Cuando mataron a Ignacio Ellacuría y compañeros en el campus de la Universidad de El Salvador, la opinión general era que todo se había acabado: nadie estaba preparado para sustituir a un grupo tan excelente de gente al frente de una institución rebosante de problemas y cuando todavía la guerra civil asolaba aquel pequeño país centroamericano. Meses más tarde, tuve ocasión de entrevistar al presidente del país, un tal Alfredo Cristiani, líder indiscutible del grupo ideológico que había apoyado la acción militar. Al final de la conversación, que conseguí trascurriera como un amable intercambio entre adversarios y cuando ya nos levantábamos, le pregunté de sopetón: "¿Sabía usted algo sobre la matanza de los jesuitas en la universidad?". Quedó paralizado y su ayudante se lanzó sobre mí arguyendo que acababa de romper las condiciones del encuentro, porque habíamos pactado que esta cuestión jamás sería abordada. Pero Cristiani tuvo capacidad de reacción y cogiéndome por un brazo me susurró al oído derecho: "Padresito, en ocasiones hay que hacer de la necesidad virtud", y sonriendo, marchó. Quedé solo en la salita de presidencia, y al cabo un coche oficial con escolta me devolvió a mi despacho universitario. La entrevista nunca vio la luz porque los contactos de alta política sobrepasaron mi atrevimiento. Pero la guardo en un sobre y en su correspondiente cinta: un pequeño tesoro nostálgico. Seguramente, jamás verá la luz.

¿Y saben lo más tremendo de aquel tristísimo suceso que tanto me enseñó sobre las pasiones humanas? Pues se lo cuento: la necesidad de eliminar a mis compañeros para que desapareciera el potente "material ideológico revolucionario", acabó por poner sobre el tapete de la opinión pública internacional la situación salvadoreña€ y en breve tiempo comenzaron las conversaciones de México y al cabo de un año, amaneció una paz que poco antes parecía imposible. En definitiva, lo mismo sucedió con Monseñor Romero y poco antes con el precursor de todos, el también jesuita Rutilio Grande, cuyo cadáver baleado provocó la conversión humana y creyente del arzobispo. Una sucesión de "necesidades estratégicas" para conseguir determinados fines, acabó por transmutarse en virtud sólida y perfecta, hasta el punto de que las recientes elecciones legislativas las ha ganado, por segunda vez, un representante del grupo político que representa, ahora, a los antiguos revolucionarios. Cristiani seguramente medita sobre el dato, si es que todavía vive, instalado en su relación amigable con los comandos yanquis de Miami, por sugerencia de ese personaje nefasto que se llama Kissinger.
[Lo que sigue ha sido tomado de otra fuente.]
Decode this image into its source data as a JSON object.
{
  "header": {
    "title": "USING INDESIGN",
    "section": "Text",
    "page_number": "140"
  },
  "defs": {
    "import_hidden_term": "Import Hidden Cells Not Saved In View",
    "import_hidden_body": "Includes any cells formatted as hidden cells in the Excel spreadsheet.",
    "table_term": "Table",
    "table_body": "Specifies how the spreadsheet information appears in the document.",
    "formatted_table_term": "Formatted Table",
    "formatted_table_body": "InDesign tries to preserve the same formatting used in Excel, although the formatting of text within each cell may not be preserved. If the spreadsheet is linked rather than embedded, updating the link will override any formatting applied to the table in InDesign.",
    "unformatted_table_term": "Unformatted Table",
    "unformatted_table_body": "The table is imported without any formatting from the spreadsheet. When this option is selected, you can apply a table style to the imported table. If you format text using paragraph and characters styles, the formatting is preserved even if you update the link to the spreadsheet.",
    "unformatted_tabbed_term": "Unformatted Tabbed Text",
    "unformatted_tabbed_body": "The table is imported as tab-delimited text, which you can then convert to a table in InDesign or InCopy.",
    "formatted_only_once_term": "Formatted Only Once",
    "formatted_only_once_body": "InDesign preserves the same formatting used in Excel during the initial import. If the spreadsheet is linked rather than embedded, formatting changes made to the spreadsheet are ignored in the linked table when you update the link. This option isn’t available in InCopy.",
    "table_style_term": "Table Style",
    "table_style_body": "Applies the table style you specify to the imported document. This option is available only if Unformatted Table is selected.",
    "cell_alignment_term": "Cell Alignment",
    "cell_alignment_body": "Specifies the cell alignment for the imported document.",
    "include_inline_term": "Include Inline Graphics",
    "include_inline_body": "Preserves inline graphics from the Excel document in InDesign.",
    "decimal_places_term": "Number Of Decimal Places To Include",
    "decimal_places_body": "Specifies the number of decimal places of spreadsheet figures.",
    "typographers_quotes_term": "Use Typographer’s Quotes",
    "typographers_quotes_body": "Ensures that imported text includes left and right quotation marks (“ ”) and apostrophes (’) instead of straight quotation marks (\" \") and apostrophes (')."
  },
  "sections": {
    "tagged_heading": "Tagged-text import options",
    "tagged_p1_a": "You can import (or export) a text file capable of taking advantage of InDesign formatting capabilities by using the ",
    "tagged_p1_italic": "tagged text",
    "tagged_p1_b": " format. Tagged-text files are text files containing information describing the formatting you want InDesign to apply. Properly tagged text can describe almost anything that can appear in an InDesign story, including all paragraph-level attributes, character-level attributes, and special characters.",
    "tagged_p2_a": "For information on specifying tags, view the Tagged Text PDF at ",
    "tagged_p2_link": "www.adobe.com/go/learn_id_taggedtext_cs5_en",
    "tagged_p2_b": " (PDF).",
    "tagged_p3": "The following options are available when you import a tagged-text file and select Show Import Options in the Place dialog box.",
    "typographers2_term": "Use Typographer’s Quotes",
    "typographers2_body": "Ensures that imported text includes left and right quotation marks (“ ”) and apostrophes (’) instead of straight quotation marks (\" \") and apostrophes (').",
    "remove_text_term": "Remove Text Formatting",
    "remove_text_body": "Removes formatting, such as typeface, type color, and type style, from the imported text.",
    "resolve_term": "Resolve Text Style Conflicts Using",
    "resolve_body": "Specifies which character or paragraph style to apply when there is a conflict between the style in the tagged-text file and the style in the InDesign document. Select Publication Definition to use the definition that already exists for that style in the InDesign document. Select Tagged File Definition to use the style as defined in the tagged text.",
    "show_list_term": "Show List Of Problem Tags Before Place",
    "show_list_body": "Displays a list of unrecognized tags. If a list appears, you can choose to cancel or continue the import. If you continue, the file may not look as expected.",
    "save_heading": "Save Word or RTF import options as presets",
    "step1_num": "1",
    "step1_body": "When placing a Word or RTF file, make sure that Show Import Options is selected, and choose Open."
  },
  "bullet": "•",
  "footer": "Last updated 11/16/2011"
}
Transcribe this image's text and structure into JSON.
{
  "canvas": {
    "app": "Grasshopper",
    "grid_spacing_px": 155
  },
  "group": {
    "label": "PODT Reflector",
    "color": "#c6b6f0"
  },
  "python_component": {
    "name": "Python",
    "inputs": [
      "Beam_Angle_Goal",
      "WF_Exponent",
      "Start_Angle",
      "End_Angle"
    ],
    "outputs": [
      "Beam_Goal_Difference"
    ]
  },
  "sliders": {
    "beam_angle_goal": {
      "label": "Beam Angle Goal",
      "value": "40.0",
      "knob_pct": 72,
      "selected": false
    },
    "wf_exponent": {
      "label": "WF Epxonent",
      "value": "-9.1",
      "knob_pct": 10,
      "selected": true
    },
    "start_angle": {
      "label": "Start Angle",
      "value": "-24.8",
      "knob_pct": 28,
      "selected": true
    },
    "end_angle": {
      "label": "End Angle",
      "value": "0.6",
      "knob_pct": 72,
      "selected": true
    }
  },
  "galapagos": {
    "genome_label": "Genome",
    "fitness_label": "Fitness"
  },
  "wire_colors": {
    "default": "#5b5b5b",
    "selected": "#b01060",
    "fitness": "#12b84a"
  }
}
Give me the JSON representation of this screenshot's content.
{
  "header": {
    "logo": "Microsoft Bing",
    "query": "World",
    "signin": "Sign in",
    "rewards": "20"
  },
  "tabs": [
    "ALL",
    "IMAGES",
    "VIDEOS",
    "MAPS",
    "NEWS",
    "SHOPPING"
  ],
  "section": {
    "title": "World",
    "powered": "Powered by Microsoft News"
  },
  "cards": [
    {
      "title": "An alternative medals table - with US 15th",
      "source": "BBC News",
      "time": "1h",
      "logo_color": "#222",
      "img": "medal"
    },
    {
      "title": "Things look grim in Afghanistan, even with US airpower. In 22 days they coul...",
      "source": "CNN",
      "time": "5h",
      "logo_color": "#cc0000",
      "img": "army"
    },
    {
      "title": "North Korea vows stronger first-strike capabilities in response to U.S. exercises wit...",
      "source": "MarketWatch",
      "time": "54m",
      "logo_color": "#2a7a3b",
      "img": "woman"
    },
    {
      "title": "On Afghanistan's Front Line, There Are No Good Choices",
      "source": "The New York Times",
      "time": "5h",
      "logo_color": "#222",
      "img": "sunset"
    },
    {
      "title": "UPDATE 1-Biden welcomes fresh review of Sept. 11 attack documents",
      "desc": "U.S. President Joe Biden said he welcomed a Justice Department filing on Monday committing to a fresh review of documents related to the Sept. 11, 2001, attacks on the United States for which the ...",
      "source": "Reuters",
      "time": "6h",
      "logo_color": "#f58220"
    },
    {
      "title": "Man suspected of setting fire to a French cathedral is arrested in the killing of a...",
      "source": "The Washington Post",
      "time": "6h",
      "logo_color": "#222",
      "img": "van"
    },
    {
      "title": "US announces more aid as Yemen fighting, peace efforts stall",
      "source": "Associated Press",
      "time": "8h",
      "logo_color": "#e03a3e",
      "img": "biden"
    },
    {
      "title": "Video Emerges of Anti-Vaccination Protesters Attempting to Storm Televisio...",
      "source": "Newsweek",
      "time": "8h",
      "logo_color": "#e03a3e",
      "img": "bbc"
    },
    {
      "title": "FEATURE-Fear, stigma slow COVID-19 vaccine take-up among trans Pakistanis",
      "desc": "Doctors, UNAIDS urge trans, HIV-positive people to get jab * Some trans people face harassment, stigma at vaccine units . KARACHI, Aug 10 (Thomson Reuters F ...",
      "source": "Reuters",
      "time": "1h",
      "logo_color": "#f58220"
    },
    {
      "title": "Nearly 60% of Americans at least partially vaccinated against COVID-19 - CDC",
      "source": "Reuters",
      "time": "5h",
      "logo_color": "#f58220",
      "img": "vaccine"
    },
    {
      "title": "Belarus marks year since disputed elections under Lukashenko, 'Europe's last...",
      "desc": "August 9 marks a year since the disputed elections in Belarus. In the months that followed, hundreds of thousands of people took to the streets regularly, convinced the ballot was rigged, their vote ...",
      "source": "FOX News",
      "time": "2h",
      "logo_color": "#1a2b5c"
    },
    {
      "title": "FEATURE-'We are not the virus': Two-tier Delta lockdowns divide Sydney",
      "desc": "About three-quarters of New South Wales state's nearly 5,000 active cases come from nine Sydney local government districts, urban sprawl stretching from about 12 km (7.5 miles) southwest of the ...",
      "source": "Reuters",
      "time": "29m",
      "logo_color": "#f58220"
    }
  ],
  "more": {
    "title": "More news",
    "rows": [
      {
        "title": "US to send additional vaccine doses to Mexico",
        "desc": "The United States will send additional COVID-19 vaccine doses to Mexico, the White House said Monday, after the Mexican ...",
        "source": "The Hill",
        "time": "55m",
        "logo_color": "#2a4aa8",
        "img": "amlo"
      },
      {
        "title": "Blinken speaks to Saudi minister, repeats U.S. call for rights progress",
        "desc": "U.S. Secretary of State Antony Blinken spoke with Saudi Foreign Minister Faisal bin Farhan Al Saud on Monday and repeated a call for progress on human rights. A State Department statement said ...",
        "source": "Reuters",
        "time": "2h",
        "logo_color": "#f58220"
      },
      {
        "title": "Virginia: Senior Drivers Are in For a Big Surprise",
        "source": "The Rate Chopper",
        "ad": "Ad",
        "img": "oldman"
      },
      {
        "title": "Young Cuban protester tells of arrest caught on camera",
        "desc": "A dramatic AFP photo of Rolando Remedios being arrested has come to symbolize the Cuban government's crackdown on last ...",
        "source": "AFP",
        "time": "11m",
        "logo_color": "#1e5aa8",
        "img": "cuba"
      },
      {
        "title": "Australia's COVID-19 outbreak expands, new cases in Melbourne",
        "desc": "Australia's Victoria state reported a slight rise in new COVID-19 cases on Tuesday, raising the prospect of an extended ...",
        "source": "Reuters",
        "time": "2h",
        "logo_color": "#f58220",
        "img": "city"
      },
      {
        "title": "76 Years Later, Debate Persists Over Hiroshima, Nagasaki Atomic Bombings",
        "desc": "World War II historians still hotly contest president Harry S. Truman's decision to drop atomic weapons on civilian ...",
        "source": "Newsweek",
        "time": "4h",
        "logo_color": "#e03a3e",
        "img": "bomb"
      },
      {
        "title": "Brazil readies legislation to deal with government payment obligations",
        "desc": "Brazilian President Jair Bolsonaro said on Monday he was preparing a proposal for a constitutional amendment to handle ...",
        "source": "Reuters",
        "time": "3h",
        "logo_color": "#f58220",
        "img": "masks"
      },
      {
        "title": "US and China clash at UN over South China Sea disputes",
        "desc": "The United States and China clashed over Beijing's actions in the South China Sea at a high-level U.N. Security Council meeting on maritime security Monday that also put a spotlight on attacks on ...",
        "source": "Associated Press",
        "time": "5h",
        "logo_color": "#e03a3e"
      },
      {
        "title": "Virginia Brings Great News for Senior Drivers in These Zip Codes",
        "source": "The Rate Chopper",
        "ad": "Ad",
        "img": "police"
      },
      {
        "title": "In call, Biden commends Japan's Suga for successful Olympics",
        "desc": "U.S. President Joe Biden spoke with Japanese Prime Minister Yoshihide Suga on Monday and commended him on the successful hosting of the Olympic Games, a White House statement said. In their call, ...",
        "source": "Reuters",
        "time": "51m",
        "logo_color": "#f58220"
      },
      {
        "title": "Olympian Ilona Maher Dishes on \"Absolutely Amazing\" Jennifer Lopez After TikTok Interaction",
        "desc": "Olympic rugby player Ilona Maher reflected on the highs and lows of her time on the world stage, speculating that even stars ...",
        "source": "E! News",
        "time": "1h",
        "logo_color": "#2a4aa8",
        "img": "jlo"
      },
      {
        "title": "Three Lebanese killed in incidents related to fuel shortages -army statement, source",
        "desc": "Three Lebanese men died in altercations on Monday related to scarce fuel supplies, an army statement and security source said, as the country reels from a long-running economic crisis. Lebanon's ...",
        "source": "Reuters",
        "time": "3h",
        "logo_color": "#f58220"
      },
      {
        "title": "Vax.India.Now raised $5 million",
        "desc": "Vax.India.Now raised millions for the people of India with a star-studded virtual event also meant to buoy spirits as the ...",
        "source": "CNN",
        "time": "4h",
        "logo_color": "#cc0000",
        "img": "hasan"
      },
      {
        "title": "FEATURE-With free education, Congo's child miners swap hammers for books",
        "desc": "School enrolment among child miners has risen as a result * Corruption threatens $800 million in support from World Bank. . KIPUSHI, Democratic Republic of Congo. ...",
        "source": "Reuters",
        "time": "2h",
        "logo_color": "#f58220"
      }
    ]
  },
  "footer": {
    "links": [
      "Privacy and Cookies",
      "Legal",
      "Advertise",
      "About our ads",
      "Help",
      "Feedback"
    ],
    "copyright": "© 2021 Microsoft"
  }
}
Muchas veces sucede lo mismo, naturalmente que sin tanto dramatismo: la necesidad estratégica o política o legislativa o la que sea, impone determinada solución, pero esa solución, que cuesta sangre física o moral, se convierte al cabo en promesa de lo que se quería evitar. Tengo la seguridad de que los españoles aceptaremos el advenimiento de Felipe VI como una imperiosa necesidad, pero también de que al cabo de un tiempo, desconozco cuánto, esta medida acabará en un referéndum sobre el tipo de estado que preferimos, si monarquía o república. Entonces, seguramente vencerá la tesis republicana. Y se dará el caso de que, en esta hipótesis, el monarca de turno quedará como un señor y los republicanos serán aplaudidos por su contención. Habrá sido un proceso gestado desde una necesidad que, desde ella misma, se habrá convertido en virtud.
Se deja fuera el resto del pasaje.